The scoring mechanism

The engine first determines the confidence score of all instances, then the confidence of fields as the average of the instances' scores.

For example, with this rule:

SCOPE SENTENCE
{
    IDENTIFY(PERSONAL_DATA)
    {
        @FULL_NAME[TYPE(NPH)]
    }
}

applied to this text:

John Smith is the CEO of Acme Ltd, founded in 1985. To this day, John lives in New York.

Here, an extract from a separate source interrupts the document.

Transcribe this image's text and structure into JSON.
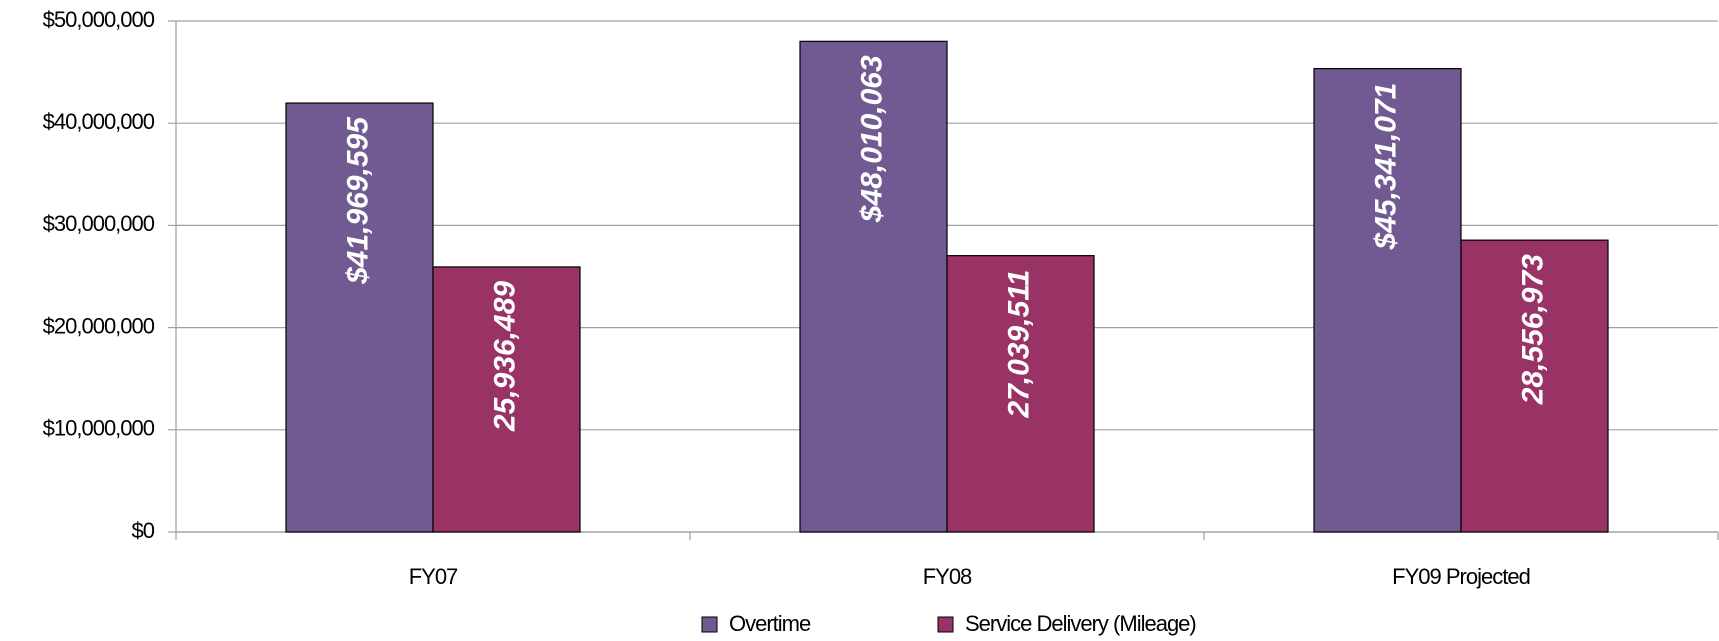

He has 3 sons.

you will get these instances:

Instance text Confidence score
John Smith 1.00
John 1.00
He 1.00

and this field:

Field Value Confidence score
FULL_NAME John Smith 1.00

In this other case, with this rule:

SCOPE SENTENCE
{
    IDENTIFY(PERSONAL_DATA:LOW)
    {
        @FULL_NAME[TYPE(NPH)]
    }
}

applied to the same text above, you will get these instances:

Instance text Confidence score
John Smith 0.25
John 0.25
He 0.25

and this field:

Field Value Confidence score
FULL_NAME John Smith 0.25

because the LOW score option corresponds to 25% of the default score (1.0).

In more complex cases, an extraction can be determined by multiple rules with different score options, for example:

CONFIDENCE
{
    @VERYHIGH:80
}

SCOPE SENTENCE
{
    IDENTIFY(HYSTORICAL_CHARACTERS:NORMAL)
    {
        @FULL_NAME[TYPE(NPH)]
    }

    IDENTIFY(HYSTORICAL_CHARACTERS:VERYHIGH)
    {
        @FULL_NAME[SYNCON(100001048)]//@SYN: #100001048# [Julius Caesar]
    }
}

When the above rules are applied to this text:

The Senate began bestowing honors on Julius Caesar while he was still campaigning in Hispania.

you will get these instances:

Instance text Confidence score
Julius Caesar 0.89
he 0.50

and this field:

Field Value Confidence score
FULL_NAME Julius Caesar 0.69

Instance he gets score of 0.50 because it's extracted by the first rule with the NORMAL option corresponding to the 50% of 1.0.
Instance Julius Caesar, instead, has been matched by both rules because it is a proper noun and corresponds to syncon 100001048. In this case the confidence score is a computed with this formula:

highestScore + (difference * lowerScore1) [+ (difference * lowerScore2) + ...(difference * lowerScoreN)]

where:

  • highestScore is the highest score assigned by a rule.
  • lowerScore# is the score of the other rules.
  • difference is the difference between the default confidence score (1.00) and highest score above.

In the example case, such a formula would be:

0.80 + (0.20 * 0.50)

because highestScore corresponds to the custom VERYHIGH score option (0.80), lowerScore is 0.50, which corresponds to the NORMAL score option of the first rule, and difference is 0.20, that is the difference between the default score and highestScore (1.00 - 0.80 = 0.20).
This gives the instance a score of 0.89.

The field score is 0.69, which is the average of 0.50 and 0.89.